Ultimately, all of these effects together can make training useless if alcohol is used too frequently. So while you may enjoy a few drinks here and there, keep in mind that alcohol can be detrimental to performance, and should be limited if used at all.


  1. Marzell M, Morrison C, Mair C, Moynihan S & Gruenewald PJ. Examining drinking patterns and high-risk drinking environments among college athletes at different competition levels. J Drug Educ. 2015; 45(1):5-16.
  2. Martens MP, Dams-O’Connor K & Beck NC. A systematic review of college student-athlete drinking: prevalence rates, sport-related factors, and interventions. J Subst Abuse Treat. 2006 Oct; 31(3):305-16.
  3. American College of Sports Medicine, & American Dietetic Association. Joint Position Statement: nutrition and athletic performance. American College of Sports Medicine, American Dietetic Association, and Dietitians of Canada. Med Sci Sports Exerc. 2000 Dec; 32(12):2130-45.
  4. Hawley JA, Burke LM, Phillips SM & Spriet LL. Nutritional modulation of training-induced skeletal muscle adaptations.

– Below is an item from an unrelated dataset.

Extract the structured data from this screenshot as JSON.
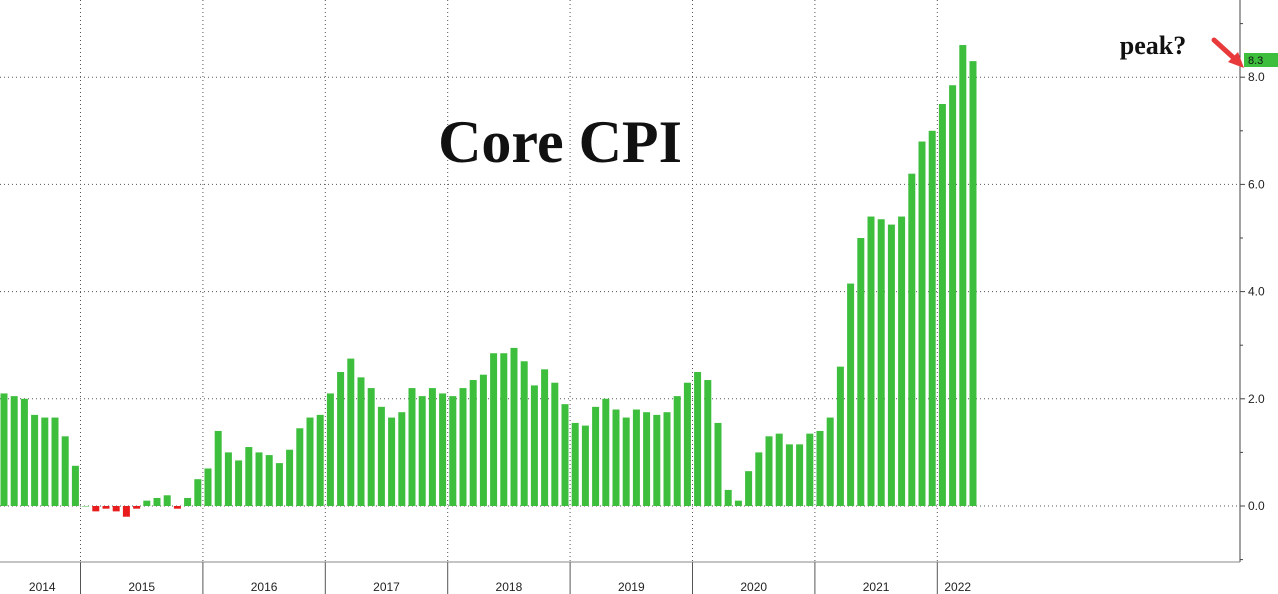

J Appl Physiol. 2011 Mar; 110(3):834-45.
  5. Phillips SM & Van Loon LJ. Dietary protein for athletes: from requirements to optimum adaptation. J Sports Sci. 2011; 29 Suppl 1:S29-38.
  6. Burke LM, Collier GR, Broad EM, Davis PG, Martin DT, Sanigorski AJ & Hargreaves M. Effect of alcohol intake on muscle glycogen storage after prolonged exercise. J Appl Physiol (1985). 2003 Sep; 95(3):983-90.

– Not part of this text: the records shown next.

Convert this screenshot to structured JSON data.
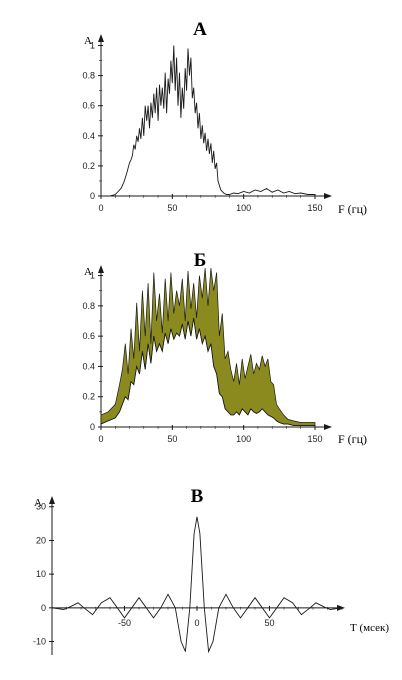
{
  "colors": {
    "ink": "#1a1a1a",
    "spectrum_fill": "#8a8a1f",
    "background": "#ffffff"
  },
  "chart_data": [
    {
      "type": "line",
      "title": "А",
      "ylabel": "А",
      "xlabel": "F (гц)",
      "xlim": [
        0,
        150
      ],
      "ylim": [
        0,
        1.05
      ],
      "xticks": [
        "0",
        "50",
        "100",
        "150"
      ],
      "yticks": [
        "0",
        "0.2",
        "0.4",
        "0.6",
        "0.8",
        "1"
      ],
      "series": [
        {
          "x": [
            0,
            6,
            10,
            12,
            14,
            16,
            18,
            20,
            21,
            22,
            23,
            24,
            25,
            26,
            27,
            28,
            29,
            30,
            31,
            32,
            33,
            34,
            35,
            36,
            37,
            38,
            39,
            40,
            41,
            42,
            43,
            44,
            45,
            46,
            47,
            48,
            49,
            50,
            51,
            52,
            53,
            54,
            55,
            56,
            57,
            58,
            59,
            60,
            61,
            62,
            63,
            64,
            65,
            66,
            67,
            68,
            69,
            70,
            71,
            72,
            73,
            74,
            75,
            76,
            77,
            78,
            79,
            80,
            81,
            82,
            84,
            86,
            88,
            90,
            93,
            96,
            100,
            104,
            108,
            112,
            116,
            120,
            124,
            128,
            132,
            136,
            140,
            145,
            150
          ],
          "y": [
            0,
            0,
            0.01,
            0.03,
            0.05,
            0.09,
            0.15,
            0.22,
            0.24,
            0.27,
            0.34,
            0.31,
            0.4,
            0.36,
            0.45,
            0.38,
            0.52,
            0.4,
            0.6,
            0.5,
            0.6,
            0.45,
            0.62,
            0.52,
            0.68,
            0.55,
            0.72,
            0.5,
            0.74,
            0.6,
            0.72,
            0.58,
            0.82,
            0.55,
            0.78,
            0.68,
            0.9,
            0.75,
            1.0,
            0.7,
            0.92,
            0.6,
            0.82,
            0.52,
            0.72,
            0.58,
            0.85,
            0.7,
            0.98,
            0.8,
            0.92,
            0.65,
            0.72,
            0.55,
            0.62,
            0.45,
            0.55,
            0.38,
            0.47,
            0.35,
            0.42,
            0.3,
            0.38,
            0.28,
            0.35,
            0.22,
            0.3,
            0.18,
            0.22,
            0.1,
            0.04,
            0.02,
            0.01,
            0.01,
            0.02,
            0.015,
            0.03,
            0.02,
            0.04,
            0.03,
            0.05,
            0.025,
            0.04,
            0.02,
            0.03,
            0.015,
            0.02,
            0.01,
            0.01
          ]
        }
      ]
    },
    {
      "type": "area",
      "title": "Б",
      "ylabel": "А",
      "xlabel": "F (гц)",
      "xlim": [
        0,
        150
      ],
      "ylim": [
        0,
        1.05
      ],
      "xticks": [
        "0",
        "50",
        "100",
        "150"
      ],
      "yticks": [
        "0",
        "0.2",
        "0.4",
        "0.6",
        "0.8",
        "1"
      ],
      "series": [
        {
          "x": [
            0,
            5,
            10,
            13,
            15,
            17,
            19,
            21,
            23,
            25,
            27,
            29,
            31,
            33,
            35,
            37,
            39,
            41,
            43,
            45,
            47,
            49,
            51,
            53,
            55,
            57,
            59,
            61,
            63,
            65,
            67,
            69,
            71,
            73,
            75,
            77,
            79,
            81,
            83,
            85,
            87,
            89,
            91,
            93,
            95,
            97,
            99,
            101,
            103,
            105,
            107,
            109,
            111,
            113,
            115,
            117,
            119,
            121,
            123,
            125,
            128,
            131,
            135,
            140,
            150
          ],
          "upper": [
            0.08,
            0.1,
            0.15,
            0.28,
            0.38,
            0.55,
            0.35,
            0.65,
            0.45,
            0.82,
            0.5,
            0.9,
            0.6,
            0.95,
            0.55,
            1.02,
            0.7,
            0.88,
            0.62,
            0.98,
            0.7,
            1.02,
            0.75,
            0.9,
            0.8,
            0.98,
            0.7,
            1.03,
            0.78,
            0.95,
            0.72,
            1.0,
            0.85,
            1.05,
            0.8,
            1.05,
            0.9,
            1.02,
            0.6,
            0.75,
            0.45,
            0.5,
            0.38,
            0.3,
            0.42,
            0.28,
            0.45,
            0.32,
            0.4,
            0.48,
            0.35,
            0.42,
            0.38,
            0.47,
            0.4,
            0.45,
            0.3,
            0.28,
            0.15,
            0.12,
            0.08,
            0.05,
            0.04,
            0.03,
            0.03
          ],
          "lower": [
            0.02,
            0.04,
            0.06,
            0.1,
            0.15,
            0.2,
            0.18,
            0.3,
            0.28,
            0.4,
            0.35,
            0.5,
            0.38,
            0.55,
            0.42,
            0.6,
            0.5,
            0.55,
            0.5,
            0.62,
            0.55,
            0.65,
            0.58,
            0.62,
            0.6,
            0.68,
            0.58,
            0.7,
            0.6,
            0.72,
            0.58,
            0.65,
            0.55,
            0.6,
            0.5,
            0.55,
            0.4,
            0.35,
            0.22,
            0.2,
            0.12,
            0.1,
            0.08,
            0.08,
            0.1,
            0.08,
            0.12,
            0.1,
            0.08,
            0.12,
            0.1,
            0.09,
            0.1,
            0.12,
            0.1,
            0.08,
            0.07,
            0.06,
            0.04,
            0.03,
            0.02,
            0.02,
            0.01,
            0.01,
            0.01
          ]
        }
      ]
    },
    {
      "type": "line",
      "title": "В",
      "ylabel": "А",
      "xlabel": "Т (мсек)",
      "xlim": [
        -100,
        100
      ],
      "ylim": [
        -14,
        32
      ],
      "xticks": [
        "-50",
        "0",
        "50"
      ],
      "yticks": [
        "-10",
        "0",
        "10",
        "20",
        "30"
      ],
      "series": [
        {
          "x": [
            -100,
            -92,
            -88,
            -82,
            -78,
            -72,
            -66,
            -60,
            -55,
            -50,
            -45,
            -40,
            -35,
            -30,
            -25,
            -20,
            -15,
            -11,
            -8,
            -5,
            -2,
            0,
            2,
            5,
            8,
            11,
            15,
            20,
            25,
            30,
            35,
            40,
            45,
            50,
            55,
            60,
            66,
            72,
            78,
            82,
            88,
            92,
            100
          ],
          "y": [
            0,
            -0.5,
            0.2,
            1.5,
            0,
            -2,
            1.5,
            3,
            0,
            -3,
            0,
            3,
            0,
            -3,
            0,
            4,
            0,
            -10,
            -13,
            0,
            22,
            27,
            22,
            0,
            -13,
            -10,
            0,
            4,
            0,
            -3,
            0,
            3,
            0,
            -3,
            0,
            3,
            1.5,
            -2,
            0,
            1.5,
            0.2,
            -0.5,
            0
          ]
        }
      ]
    }
  ]
}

  7. Murphy AP, Snape AE, Minett GM, Skein M & Duffield R. The effect of post-match alcohol ingestion on recovery from competitive rugby league matches. J Strength Cond Res. 2013 May; 27(5):1304-12.
  8. Prentice C, Stannard SR & Barnes MJ. Effects of heavy episodic drinking on physical performance in club level rugby union players. J Sci Med Sport. 2015 May; 18(3):268-71.
  9. Parr EB, Camera DM, Areta JL, Burke LM, Phillips SM, Hawley JA & Coffey VG. Alcohol ingestion impairs maximal post-exercise rates of myofibrillar protein synthesis following a single bout of concurrent training. PLoS One. 2014 Feb 12; 9(2):e88384.